Sophie scooped a hefty portion of rice as Tisker examined the different meats Talis had brought back. He placed the paper-wrapped parcel down on the table beside his setting with a solid clunk, then nibbled a small crisp end that had fallen loose of one skewer, with his help.
He closed his eyes and savored the bite. “Haven’t had this in ages. Gods, I missed that place.”
It would be fair to say that Talis had gone a little overboard. Usually the four of them would split an order of meat with a portion of rice and vegetables for each. Cheaper that way, though it wouldn’t leave any leftovers. Today, in her elevated spirits, and shopping hungry, she had gotten more orders of meat than mouths to feed, and not the cheaper selections. It was enough food for twice as many people, but she trusted they’d find a way to make it disappear.
They’d been living on nonperishable ship rations, forced to skip a full grocery run on their last refuel because of the cost of the salvage overhead. So there had been food but nothing that inspired much enthusiasm: dehydrated meat and tins of boiled vegetables eaten standing at the prep counter, not even worth setting a place or pulling out a chair for. She’d taken in her belt two notches, as it happened. She planned on correcting that, easily, with this meal.
The mood in the galley was as palpable as the savory smells rising in curling tendrils of steam from the spread. Talis hated to squash it, but she couldn’t let Tisker’s careless outing stand unquestioned. And she had been so looking forward to revealing the contents of that crate. To silencing Sophie’s complaints and Dug’s questions of her judgment.
It would open up an entirely different line of questioning about her judgment, but she was braced for that already. Dug in particular was not going to be happy with her, but she planned at the very least to enjoy seeing her own surprise echoed on their faces when she flashed that alien money at them.
Dug returned with an unassuming wooden crate hefted over his shoulder. He had to duck to enter the galley with it. Zeela had done her job making it look like a standard transaction. Battered recycled panels formed the crate, old labels covered with the new customs forms, locked with a padlock, and nailed shut with enough tacks to make even the most by-the-books custom agent think twice about putting forth the effort to open it. As long as no one jostled it, it wouldn’t seem worth the trouble.
Swinging the load off his shoulder and down, Dug placed it before her chair. It hit the deck between her and her plate with a thud and a faint jingle from within. Dug laid a sally bar on top. The meaning there was clear enough. Answers first.
Exactly her thought. First answer she wanted, though, was what Tisker had run off for, and why Sophie had lied about it.
She put a foot up on the edge of the crate. Looked hard at Tisker. “Where’d you go? Ship’s on high watch and you gotta run off into the thick of Subrosa?”
Tisker’s gaze darted to the parcel on the table. Looked like he wished he’d put it somewhere else. “You know I’m fine out there, Cap.”
“Nothing’s fine out there today. You hear we were attacked before you run off? That Jasper’s dead? Spill it.”

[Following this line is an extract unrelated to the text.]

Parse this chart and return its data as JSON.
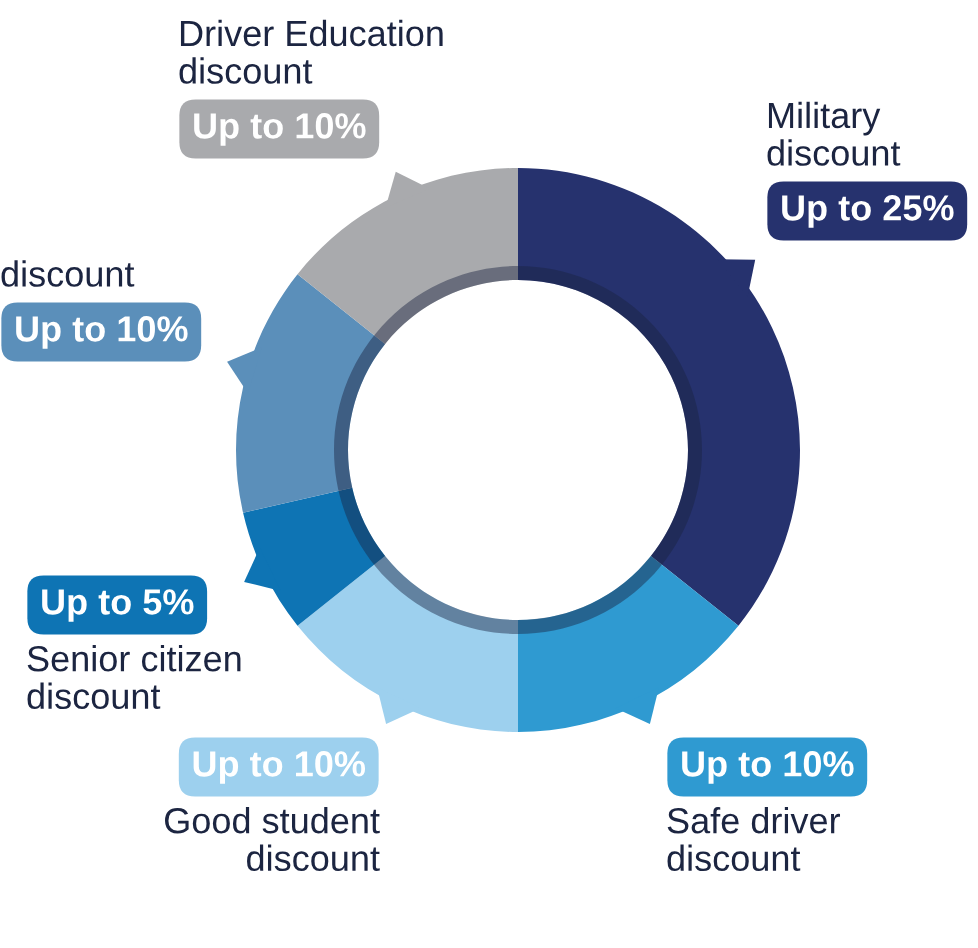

Sophie cleared her throat and took a big bite of food. Dug still hadn’t parked himself in his seat. He stood over them, arms crossed. Tisker shifted, moved his utensils on the napkin. Then picked up a set of tapered nimblesticks from the pile that came with the take-out.
“Yeah, I knew. Sophie told me what happened to Jasper and how there wasn’t going to be a payout for the ring if you—we—couldn’t find someone else. Wanted to help,” he said. His words sounded small, almost childish. “You know. Use my connections to find a buyer for it.”
Talis felt heat under her collar and over her cheekbones. She picked up the cup of water Sophie had set at her place, suddenly too warm in the small room. “You went out there flapping about our business, with all the trouble Sophie’d just finished telling you about?”
“I grew up here,” he said, a little loudly. “I still know people.”
“I don’t think we really know people at all, sometimes.” Talis left open who she was referring to.
“Anyway,” Tisker pushed on, picking up food with his nimblesticks but not eating. He moved the pieces around on his plate, but wouldn’t look at her. “I didn’t need to ask around about it at all. Wasn’t even to the old stomps before someone’s alley rat came up to me about it.”
Prickles went up and down Talis’s arms and legs. “Whose rat?”
“Kid wouldn’t say.” He looked at her then. “And I sure didn’t. I’m not careless, Cap. They ask about something, directly, before you get a chance to offer it? I battened down and dropped all notions of telling anyone about it. Seemed like the news was all out, anyway. But it wasn’t on my account, Cap. I tell you that.”
His grin had flatlined. He looked downtrodden all over, like that kid who begged his way onto her ship. More like that kid than she’d seen in Tisker for a long time, in fact. She squinted at him.
“You went out without your flash?”
Tisker’s hand shot to his earlobe, the empty piercing where the ever-present twinkle of a diamond earring should have been. More than that, Talis noticed. The torque at his throat, the bronze wrist cuff, a couple silver rings.
“Tisker?”
He pushed the parcel across the table and the weight of it scraped against the wood.